Certes, il n'y a pas de ressortissants étrangers à évacuer de la bande de Gaza et donc la communauté internationale et les médias peuvent se sentir moins concernés, mais il ne faut pas oublier les Palestiniens qui souffrent et que nous devons dans l'immédiat secourir. Pour le Liban, le président Chirac avait très vite proposé à la communauté internationale que des "corridors humanitaires" soient créés pour l'évacuation des ressortissants étrangers du Liban et pour l'acheminement de l'aide humanitaire. Gaza est proche de Beyrouth et les Palestiniens souffrent de la même façon que les Libanais. Il faut donc, là aussi, faire taire les armes et parvenir à la levée de l'embargo qui frappe si durement la bande de Gaza. Celle-ci doit bénéficier d'une aide d'urgence internationale, car les Palestiniens n'ont aucun contrôle sur ce qui peut entrer ou sortir de ce territoire, et la situation ne fait que se dégrader chaque jour.

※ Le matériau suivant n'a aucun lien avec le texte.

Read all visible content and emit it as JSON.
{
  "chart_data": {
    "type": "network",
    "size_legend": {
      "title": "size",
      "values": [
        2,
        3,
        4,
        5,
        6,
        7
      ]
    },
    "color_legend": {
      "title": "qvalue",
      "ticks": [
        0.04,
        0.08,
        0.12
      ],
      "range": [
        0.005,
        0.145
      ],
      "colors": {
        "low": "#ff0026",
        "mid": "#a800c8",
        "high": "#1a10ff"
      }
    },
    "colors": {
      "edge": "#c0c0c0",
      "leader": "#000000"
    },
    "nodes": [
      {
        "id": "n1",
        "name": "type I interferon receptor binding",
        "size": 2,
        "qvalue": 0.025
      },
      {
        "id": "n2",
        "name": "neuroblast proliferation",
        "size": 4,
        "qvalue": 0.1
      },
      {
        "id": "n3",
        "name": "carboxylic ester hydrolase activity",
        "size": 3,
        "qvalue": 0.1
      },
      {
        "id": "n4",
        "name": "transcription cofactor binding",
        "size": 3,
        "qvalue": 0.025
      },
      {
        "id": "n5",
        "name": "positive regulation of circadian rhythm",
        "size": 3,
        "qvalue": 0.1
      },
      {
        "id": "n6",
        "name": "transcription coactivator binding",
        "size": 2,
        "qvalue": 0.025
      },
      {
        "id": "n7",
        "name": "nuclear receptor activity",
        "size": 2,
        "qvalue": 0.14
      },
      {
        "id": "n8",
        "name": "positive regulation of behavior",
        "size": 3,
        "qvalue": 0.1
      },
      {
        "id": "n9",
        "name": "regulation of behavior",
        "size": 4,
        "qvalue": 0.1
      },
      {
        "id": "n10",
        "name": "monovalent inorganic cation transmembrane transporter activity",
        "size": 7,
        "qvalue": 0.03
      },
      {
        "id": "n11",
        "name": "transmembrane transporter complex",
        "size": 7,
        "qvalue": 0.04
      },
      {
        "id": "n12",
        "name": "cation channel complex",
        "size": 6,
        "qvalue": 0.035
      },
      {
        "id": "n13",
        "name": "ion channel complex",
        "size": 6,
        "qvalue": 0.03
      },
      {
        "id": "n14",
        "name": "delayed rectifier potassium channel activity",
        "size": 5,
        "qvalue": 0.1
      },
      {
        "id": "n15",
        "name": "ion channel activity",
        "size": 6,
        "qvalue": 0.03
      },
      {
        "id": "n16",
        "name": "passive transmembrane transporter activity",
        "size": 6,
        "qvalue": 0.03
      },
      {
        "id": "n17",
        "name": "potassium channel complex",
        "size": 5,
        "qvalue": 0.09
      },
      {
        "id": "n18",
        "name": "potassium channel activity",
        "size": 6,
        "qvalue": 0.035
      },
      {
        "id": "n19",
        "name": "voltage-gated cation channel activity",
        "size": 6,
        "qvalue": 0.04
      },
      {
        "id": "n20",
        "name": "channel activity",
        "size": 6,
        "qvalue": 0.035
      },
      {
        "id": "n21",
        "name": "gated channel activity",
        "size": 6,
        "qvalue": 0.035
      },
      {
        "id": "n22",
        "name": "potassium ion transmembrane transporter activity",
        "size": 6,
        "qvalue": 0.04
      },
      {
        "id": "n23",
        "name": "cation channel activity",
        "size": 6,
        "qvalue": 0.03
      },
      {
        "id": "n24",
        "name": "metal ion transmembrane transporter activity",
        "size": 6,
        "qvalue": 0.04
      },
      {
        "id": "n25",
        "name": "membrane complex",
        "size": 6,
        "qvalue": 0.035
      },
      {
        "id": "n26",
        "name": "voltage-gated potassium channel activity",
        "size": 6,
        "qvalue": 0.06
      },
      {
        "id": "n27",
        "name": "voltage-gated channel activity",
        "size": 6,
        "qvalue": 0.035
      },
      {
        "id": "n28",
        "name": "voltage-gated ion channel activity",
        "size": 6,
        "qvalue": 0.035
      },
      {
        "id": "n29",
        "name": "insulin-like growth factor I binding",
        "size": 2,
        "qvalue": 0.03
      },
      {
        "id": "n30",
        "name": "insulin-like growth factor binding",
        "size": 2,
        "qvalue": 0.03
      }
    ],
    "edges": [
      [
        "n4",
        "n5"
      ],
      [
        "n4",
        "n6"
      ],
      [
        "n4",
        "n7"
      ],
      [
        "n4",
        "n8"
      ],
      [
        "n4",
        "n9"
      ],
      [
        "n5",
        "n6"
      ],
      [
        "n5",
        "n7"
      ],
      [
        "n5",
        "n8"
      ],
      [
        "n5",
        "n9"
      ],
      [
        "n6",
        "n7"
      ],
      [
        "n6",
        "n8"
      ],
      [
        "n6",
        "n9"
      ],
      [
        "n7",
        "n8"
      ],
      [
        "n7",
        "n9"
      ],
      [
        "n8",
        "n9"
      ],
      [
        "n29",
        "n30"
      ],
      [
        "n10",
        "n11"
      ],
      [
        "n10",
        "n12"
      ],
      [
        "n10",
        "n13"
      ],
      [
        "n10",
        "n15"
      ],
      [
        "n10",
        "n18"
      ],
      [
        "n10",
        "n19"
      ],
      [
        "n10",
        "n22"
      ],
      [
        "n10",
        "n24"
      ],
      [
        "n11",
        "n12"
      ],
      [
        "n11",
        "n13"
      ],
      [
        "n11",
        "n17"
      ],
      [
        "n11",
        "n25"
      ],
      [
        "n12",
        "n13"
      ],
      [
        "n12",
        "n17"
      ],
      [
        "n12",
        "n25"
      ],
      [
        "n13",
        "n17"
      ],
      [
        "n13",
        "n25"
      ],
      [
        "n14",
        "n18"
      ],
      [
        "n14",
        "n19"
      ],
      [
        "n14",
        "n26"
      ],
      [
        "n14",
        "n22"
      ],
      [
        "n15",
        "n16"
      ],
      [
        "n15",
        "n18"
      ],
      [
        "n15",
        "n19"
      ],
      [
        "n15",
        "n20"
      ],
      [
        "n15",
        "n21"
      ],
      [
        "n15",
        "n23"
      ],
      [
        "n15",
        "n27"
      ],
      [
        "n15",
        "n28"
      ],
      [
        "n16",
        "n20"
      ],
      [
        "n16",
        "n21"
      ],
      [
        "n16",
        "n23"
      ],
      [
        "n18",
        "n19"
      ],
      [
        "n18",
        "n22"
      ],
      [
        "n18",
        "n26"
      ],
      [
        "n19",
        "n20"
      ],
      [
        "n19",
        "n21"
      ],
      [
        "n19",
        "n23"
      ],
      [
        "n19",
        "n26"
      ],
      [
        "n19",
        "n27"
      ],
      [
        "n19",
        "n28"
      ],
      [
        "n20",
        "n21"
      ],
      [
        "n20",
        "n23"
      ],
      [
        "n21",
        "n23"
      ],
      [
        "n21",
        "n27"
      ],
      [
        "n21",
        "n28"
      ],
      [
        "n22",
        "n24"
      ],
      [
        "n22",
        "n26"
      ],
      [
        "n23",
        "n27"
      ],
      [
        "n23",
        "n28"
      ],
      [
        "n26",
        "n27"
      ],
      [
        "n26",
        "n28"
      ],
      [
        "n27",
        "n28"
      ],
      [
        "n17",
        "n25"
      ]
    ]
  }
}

Nous demandons aujourd'hui un cessez-le-feu pour la Palestine et pour la bande de Gaza. Nous demandons que puisse être acheminé "Un bateau pour Gaza" (en référence à l'opération "Un bateau pour le Vietnam" lancée par Bernard Kouchner en 1979) avec les produits de première nécessité. Du gazole pour les camions d'enlèvement des ordures ménagères, des groupes d'assainissement pour l'eau, du matériel médical pour la dialyse, des médicaments, des pansements, qui correspondent aux besoins des blessés de guerre... Les besoins sont gigantesques. Cette idée d'"Un bateau pour Gaza" répond, selon nous, à un devoir humanitaire pour la communauté internationale .

Nous demandons que l'UE et les Etats membres soutiennent l'initiative des collectivités locales européennes qui ont réussi à créer, en quelques jours, un fonds de solidarité et d'aide d'urgence pour les collectivités locales palestiniennes et leurs populations. Il faut savoir qu'aujourd'hui l'Organisation mondiale de la santé est en train de prépositionner dans les hôpitaux de la bande de Gaza des traitements contre le choléra, qui ne va probablement plus tarder à faire son apparition. Mais le peuple palestinien est-il encore de ce monde ?


Hind Khoury, déléguée générale de Palestine en France ;
Véronique de Keyser
, députée européenne responsable de la mission d'observation du Parlement européen lors des élections législatives en Palestine ;
Bertrand Gallet
, directeur général de Cités-Unies France ;
Claude Nicolet
, président du Réseau de coopération décentralisée pour la Palestine ;
Georges Rovillard
, président de Cités-Unies Belgique.